Since the closure of Subic Bay Naval Base in 1992, the Subic Bay area has been re-invented as a gate-guarded playground for the rich, with golf courses, a yacht club, a casino and smart hotels. For most foreign travellers, the main appeal is the wide range of watersports, diving and tranquil beaches on offer. Subic Bay is vast, and is best thought of as four distinct areas.
The Subic Bay Freeport Zone (a tax- and duty-free zone) encompasses the old base, accessed by “gates” manned by security guards, and comprises two parts. Most of the banks, restaurants, shops and hotels are located on a small island known as the Central Business District.

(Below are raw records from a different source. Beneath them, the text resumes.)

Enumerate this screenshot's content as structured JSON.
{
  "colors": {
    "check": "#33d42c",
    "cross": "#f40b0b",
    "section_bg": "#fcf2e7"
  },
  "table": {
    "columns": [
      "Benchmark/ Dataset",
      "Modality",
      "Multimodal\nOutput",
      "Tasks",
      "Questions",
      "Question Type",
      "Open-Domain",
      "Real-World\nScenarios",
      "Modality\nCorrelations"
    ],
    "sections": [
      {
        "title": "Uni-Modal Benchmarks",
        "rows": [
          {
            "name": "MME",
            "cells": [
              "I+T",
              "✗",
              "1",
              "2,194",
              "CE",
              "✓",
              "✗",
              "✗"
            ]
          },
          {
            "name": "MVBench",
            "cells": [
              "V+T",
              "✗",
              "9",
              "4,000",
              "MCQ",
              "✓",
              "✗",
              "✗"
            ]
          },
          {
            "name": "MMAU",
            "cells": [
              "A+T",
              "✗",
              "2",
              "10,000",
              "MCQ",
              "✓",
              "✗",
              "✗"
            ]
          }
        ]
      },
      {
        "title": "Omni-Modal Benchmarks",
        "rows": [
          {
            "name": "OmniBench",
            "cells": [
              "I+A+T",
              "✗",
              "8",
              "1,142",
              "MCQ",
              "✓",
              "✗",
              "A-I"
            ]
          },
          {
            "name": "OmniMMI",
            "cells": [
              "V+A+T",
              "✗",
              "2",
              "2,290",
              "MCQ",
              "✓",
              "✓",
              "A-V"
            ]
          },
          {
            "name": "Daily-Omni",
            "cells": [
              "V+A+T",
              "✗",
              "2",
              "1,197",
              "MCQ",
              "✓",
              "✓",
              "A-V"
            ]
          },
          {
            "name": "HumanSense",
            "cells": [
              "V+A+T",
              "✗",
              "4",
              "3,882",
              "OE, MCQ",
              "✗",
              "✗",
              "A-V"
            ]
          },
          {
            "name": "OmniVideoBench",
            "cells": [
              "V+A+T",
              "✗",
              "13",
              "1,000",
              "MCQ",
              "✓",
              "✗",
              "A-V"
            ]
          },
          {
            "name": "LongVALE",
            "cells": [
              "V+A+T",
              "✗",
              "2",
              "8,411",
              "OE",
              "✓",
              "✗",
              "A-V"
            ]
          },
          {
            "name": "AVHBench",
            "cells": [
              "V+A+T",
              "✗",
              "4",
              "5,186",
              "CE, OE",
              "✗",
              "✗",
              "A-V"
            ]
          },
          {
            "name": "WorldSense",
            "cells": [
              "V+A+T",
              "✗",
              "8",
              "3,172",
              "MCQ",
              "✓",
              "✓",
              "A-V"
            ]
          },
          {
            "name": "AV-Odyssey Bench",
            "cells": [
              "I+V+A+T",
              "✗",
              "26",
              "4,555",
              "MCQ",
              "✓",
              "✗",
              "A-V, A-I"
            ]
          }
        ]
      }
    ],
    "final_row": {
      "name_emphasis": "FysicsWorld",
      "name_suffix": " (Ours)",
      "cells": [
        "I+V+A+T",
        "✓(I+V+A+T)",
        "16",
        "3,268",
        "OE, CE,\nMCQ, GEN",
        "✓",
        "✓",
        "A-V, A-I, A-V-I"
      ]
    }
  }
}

On the mainland to the south lie the beaches and most of the outdoor activities, theme parks and attractions.
To the north of the CBD, linked by gates and bridges across the drainage channel (the Main Gate is also known as the Magsaysay Gate), Olongapo City lies outside the Freeport Zone but is generally considered part of the Subic Bay area. It is a typical Philippine provincial town, streets crammed with stalls and smoke-belching tricycles. This is where the bus terminals are located, but you won’t spend much time here otherwise.
Finally, around 5km north of Olongapo along the coast (also outside the Freeport Zone), Barrio Barretto is gradually shaking off its go-go bar days, though it still attracts its share of the ageing expat/Filipina “girlfriend” scene. Nearby Baloy Long Beach is a better place to crash, a laidback row of bars and hotels right on the sand.